ANSWER: e^(1/e)
We want
R = N ^ (N ^ (N ^ ...)) (1)
Note that this is not the same as R = (((N ^ N) ^ N) ^ N) ...
Then R is the limit of the sequence N, N^N, N^(N^N), ... and is a function of N on a suitable domain. Obviously N = 1 yields R = 1, and we want the maximum N for which R exists, so we need only consider N >= 1 and will assume this from now on. Then if N2 > N1, we must have N2^N2 > N1^N1, N2^(N2^N2) > N1^(N1^N1), and so on; and thus R2 > R1 if they exist. That is, where the function R of N exists, it is monotone increasing. Therefore N as a function of R is also monotone increasing in the range of values of N for which R exists.
We will now examine N as a function of R. Substituting equation (1) into itself, we get
R = N^R (2)
- Taking the logarithm of both sides of (2)
ln(R) = R * ln(N)
- That is
ln(N) = ln(R) / R
- Exponentiating
N = R^(1/R) (3)
We check for a local maximum by differentiating (3) and setting the
- derivative to zero
dN/dR = (1 - ln(R)) / R^2 = 0 (4)
The solution to this is R = e, and it is a genuine local maximum of (3)
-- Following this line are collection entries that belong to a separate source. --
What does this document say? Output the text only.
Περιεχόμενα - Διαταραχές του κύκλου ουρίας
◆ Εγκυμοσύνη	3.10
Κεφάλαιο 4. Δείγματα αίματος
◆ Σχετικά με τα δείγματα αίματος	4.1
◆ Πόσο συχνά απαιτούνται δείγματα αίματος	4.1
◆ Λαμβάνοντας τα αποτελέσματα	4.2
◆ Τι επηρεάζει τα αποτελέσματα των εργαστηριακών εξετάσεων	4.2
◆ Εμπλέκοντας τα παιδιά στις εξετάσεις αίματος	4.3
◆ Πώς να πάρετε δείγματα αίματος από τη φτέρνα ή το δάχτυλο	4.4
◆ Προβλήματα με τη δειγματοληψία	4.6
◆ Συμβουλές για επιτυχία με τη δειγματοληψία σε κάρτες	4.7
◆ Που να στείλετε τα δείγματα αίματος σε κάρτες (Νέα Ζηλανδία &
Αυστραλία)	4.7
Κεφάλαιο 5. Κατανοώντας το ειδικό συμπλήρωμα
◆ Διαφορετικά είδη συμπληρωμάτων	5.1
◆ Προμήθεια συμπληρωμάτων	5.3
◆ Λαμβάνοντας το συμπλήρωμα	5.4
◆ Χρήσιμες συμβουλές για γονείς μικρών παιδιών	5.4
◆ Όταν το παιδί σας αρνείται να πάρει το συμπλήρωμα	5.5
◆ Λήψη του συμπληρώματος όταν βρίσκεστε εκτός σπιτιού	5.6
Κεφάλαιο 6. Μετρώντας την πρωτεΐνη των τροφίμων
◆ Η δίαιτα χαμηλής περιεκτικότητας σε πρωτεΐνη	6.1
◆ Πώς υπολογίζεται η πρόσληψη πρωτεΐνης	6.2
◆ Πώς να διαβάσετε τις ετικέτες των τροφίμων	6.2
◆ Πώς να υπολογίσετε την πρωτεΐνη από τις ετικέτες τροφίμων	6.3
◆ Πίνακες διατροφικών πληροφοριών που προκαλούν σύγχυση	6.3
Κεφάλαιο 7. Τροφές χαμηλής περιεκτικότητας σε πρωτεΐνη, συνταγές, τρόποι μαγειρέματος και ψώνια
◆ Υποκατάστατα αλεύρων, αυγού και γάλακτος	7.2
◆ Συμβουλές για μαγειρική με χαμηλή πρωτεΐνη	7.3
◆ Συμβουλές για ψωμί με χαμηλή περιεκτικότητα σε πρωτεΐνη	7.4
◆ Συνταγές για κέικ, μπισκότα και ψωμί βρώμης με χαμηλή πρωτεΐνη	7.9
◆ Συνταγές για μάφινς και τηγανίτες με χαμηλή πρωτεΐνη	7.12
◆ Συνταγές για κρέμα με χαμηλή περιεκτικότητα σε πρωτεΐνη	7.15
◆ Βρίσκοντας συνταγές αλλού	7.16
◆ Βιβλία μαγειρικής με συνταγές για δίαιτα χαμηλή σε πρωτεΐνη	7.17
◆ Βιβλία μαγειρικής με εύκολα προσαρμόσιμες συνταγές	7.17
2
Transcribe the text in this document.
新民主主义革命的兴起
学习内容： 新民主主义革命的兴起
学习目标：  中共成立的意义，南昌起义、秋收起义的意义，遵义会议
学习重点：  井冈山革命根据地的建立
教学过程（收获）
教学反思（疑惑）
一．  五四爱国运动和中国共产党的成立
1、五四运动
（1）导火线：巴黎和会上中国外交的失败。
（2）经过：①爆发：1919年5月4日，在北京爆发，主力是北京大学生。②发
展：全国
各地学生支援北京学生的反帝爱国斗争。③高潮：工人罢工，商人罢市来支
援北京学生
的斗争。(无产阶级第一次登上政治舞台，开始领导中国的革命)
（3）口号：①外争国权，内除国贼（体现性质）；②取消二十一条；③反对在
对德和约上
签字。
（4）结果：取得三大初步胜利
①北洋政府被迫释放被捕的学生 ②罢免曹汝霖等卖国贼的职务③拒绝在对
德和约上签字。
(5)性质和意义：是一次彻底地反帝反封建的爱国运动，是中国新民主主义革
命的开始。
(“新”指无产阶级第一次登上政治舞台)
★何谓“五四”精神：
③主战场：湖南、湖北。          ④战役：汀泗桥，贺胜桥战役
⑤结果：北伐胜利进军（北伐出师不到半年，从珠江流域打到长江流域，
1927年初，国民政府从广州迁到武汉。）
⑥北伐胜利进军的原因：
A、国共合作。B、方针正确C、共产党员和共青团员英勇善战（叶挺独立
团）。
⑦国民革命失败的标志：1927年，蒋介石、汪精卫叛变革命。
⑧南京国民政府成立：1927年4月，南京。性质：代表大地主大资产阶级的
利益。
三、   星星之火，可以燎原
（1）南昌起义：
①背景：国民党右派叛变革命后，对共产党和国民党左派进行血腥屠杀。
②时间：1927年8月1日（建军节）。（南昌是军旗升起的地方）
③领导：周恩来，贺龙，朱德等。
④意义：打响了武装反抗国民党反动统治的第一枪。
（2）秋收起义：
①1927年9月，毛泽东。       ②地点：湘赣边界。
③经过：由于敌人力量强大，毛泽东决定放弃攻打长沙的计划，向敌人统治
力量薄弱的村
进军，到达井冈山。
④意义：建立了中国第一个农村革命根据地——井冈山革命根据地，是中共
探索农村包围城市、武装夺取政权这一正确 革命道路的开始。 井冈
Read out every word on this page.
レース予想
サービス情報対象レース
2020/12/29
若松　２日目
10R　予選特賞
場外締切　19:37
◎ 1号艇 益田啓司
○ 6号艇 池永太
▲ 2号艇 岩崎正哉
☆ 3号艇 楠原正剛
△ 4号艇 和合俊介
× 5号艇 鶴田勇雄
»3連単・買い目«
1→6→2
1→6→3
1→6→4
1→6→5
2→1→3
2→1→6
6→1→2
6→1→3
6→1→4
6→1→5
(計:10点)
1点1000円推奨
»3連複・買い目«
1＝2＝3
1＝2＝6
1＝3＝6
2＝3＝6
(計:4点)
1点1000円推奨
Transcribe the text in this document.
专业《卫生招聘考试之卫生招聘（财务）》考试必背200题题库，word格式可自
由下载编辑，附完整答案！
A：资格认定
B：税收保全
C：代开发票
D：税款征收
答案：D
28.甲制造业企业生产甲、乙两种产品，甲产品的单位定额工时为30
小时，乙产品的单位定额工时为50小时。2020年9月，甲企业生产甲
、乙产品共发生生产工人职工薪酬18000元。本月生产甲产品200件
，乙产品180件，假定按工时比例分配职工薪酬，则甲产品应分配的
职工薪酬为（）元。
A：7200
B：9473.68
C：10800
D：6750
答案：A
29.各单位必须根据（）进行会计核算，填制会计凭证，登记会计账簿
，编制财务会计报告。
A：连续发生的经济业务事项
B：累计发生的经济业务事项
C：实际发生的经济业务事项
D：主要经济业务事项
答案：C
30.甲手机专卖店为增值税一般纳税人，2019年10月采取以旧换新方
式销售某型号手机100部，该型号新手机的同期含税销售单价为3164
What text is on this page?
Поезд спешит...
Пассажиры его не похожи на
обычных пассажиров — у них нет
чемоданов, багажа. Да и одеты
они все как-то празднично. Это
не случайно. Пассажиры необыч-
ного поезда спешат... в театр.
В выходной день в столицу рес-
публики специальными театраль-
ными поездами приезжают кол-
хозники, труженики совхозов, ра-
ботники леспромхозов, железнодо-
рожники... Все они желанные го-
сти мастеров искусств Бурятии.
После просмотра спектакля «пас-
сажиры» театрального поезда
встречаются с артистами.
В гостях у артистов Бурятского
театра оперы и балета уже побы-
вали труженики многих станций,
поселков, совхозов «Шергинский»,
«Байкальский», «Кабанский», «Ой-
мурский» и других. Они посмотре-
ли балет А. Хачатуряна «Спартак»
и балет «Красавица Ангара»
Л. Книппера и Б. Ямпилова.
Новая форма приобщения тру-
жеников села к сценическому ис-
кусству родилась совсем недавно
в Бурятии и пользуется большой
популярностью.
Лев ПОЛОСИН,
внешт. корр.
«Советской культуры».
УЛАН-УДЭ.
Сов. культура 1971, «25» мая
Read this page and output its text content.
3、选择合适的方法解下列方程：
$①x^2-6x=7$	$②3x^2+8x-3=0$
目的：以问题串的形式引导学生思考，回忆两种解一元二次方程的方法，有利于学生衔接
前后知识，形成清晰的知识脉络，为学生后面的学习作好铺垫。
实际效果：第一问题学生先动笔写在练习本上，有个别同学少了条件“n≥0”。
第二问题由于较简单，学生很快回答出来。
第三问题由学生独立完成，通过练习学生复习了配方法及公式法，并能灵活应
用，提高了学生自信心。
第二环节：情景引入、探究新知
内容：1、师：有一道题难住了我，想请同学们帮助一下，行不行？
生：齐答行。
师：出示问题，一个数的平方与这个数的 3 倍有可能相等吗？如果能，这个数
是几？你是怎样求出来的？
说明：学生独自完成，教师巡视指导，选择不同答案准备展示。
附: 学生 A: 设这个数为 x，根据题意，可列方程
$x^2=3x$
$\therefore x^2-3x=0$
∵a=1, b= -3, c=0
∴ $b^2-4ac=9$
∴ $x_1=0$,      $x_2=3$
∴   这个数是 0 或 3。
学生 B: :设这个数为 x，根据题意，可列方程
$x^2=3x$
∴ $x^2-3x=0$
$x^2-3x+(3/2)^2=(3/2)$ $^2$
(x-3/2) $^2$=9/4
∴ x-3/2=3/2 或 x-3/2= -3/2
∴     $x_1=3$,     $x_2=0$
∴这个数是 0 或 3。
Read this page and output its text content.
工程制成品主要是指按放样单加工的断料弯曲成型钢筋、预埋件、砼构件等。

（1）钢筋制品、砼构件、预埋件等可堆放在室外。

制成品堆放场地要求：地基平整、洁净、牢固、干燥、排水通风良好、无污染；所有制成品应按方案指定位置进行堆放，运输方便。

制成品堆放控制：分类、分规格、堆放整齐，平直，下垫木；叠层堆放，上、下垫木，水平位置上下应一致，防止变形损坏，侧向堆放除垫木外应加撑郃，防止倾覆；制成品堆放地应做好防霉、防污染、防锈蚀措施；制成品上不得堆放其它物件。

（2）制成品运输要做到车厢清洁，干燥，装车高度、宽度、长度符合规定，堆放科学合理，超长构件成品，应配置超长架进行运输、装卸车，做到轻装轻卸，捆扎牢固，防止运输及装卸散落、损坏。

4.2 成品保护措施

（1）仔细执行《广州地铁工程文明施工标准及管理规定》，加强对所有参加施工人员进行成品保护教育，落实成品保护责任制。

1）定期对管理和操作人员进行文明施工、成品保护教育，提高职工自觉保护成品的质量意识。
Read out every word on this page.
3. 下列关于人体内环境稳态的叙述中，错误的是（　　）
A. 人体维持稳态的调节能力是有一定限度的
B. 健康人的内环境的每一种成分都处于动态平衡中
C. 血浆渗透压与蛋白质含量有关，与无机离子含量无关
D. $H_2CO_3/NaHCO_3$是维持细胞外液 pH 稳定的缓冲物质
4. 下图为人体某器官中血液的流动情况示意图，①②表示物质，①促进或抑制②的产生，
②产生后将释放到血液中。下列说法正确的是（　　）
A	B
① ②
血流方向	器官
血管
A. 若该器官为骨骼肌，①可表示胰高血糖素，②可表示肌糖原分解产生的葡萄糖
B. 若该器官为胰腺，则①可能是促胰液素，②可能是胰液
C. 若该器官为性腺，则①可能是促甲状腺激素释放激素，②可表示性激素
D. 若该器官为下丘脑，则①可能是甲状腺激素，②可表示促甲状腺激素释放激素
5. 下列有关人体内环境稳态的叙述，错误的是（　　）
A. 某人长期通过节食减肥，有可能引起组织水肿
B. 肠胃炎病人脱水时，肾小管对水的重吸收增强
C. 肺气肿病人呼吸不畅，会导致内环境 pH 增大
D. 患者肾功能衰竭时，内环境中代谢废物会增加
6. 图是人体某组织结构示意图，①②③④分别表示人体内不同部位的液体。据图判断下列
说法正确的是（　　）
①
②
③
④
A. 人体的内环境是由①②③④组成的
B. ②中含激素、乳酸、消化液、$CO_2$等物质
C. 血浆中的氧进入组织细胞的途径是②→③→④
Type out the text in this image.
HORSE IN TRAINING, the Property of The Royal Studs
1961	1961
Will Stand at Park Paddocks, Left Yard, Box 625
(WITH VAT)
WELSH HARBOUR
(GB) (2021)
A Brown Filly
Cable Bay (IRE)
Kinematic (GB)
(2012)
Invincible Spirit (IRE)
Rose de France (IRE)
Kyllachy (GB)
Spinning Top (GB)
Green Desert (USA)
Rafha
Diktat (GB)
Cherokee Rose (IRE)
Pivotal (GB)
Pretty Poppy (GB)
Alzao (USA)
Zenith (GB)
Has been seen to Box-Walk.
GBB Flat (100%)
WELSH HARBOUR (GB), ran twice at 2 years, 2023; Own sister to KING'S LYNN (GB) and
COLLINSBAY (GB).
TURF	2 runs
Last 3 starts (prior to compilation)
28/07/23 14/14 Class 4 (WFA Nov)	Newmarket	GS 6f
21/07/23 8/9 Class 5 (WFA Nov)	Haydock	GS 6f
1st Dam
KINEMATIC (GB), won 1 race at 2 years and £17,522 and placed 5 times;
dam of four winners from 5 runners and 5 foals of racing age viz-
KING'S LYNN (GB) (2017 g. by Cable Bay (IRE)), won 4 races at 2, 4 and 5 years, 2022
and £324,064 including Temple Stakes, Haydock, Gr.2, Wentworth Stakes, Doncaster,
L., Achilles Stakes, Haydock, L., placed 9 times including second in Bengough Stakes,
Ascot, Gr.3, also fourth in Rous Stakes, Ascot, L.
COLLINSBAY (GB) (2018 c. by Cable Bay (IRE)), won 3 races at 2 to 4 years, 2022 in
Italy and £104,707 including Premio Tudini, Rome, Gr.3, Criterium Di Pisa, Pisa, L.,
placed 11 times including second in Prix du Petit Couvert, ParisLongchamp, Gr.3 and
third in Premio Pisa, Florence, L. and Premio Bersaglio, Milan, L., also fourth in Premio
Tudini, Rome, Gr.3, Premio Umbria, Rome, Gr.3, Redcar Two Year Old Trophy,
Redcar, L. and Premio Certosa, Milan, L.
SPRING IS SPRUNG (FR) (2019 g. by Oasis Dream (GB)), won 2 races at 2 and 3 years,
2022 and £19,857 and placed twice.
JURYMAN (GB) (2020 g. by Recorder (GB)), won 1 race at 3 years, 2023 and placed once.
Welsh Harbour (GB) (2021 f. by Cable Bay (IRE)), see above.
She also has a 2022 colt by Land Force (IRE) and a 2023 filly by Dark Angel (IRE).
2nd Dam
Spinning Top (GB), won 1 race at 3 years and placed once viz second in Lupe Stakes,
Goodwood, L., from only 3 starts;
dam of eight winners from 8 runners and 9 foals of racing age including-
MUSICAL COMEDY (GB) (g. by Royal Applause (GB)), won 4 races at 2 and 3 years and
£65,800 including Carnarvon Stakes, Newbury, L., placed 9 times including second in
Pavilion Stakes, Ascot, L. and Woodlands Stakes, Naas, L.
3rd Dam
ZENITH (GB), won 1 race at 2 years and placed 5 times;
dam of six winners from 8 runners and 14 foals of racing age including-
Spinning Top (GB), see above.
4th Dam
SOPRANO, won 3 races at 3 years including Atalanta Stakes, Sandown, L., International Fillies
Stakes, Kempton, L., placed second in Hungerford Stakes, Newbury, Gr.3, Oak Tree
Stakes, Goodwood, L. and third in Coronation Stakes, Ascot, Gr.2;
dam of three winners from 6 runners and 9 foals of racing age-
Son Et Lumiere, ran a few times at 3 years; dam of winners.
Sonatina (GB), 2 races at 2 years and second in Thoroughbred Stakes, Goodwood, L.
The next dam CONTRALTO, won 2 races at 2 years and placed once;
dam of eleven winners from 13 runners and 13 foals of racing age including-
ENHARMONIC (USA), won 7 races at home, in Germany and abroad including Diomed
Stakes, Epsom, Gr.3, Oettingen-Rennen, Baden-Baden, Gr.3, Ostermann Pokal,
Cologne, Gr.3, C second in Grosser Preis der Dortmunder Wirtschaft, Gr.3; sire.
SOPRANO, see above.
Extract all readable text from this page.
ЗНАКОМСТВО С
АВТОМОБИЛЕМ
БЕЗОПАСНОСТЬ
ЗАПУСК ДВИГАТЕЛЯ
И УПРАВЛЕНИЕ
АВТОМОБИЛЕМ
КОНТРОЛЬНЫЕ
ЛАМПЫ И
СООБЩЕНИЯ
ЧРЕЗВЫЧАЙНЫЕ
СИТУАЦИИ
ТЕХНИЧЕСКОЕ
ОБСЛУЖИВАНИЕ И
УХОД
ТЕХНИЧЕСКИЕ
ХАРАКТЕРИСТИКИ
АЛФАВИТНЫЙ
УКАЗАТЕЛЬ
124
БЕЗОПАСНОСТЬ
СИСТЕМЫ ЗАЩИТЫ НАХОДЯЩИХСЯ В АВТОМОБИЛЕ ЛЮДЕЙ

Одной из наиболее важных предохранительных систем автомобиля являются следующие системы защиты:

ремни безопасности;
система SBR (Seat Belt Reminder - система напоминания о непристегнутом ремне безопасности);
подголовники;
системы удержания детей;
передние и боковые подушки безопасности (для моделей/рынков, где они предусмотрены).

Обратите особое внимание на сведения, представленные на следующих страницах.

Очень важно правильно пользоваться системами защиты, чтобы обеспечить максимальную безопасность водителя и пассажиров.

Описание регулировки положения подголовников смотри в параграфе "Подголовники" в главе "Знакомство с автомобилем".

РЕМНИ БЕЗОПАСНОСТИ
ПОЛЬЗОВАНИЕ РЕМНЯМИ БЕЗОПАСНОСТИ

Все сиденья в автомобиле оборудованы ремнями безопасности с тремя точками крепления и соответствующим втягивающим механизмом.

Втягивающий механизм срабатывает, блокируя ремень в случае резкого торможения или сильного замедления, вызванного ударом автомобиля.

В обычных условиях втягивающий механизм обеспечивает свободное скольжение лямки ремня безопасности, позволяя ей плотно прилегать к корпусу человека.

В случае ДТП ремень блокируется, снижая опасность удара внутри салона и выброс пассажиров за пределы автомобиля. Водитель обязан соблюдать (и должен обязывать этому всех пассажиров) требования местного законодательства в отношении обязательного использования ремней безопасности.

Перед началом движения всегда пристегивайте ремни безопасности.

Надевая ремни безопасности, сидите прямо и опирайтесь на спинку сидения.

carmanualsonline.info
- if the second derivative is negative at that point
d2(N)/d2(R) | R=e = (2 * ln(R) - 3) / R^3 | R=e = -1 / e^3 < 0
Thus equation (3) and therefore (2) ceases to yield the monotone increasing behavior that equation (1) does, at the point where R = e and therefore (by (3)) N = e^(1/e). Since (1) was monotone increasing throughout the domain where R exists, this is the maximum N for which R can exist.
It remains to show that R exists and equals e for this value of N. This will be the case if (e^(1/e))^x <= e for all e^(1/e) <= x <= e. But this is obvious since (e^(1/e))^x is monotone increasing for the applicable values of x, and (e^(1/e))^e = e^1 = e.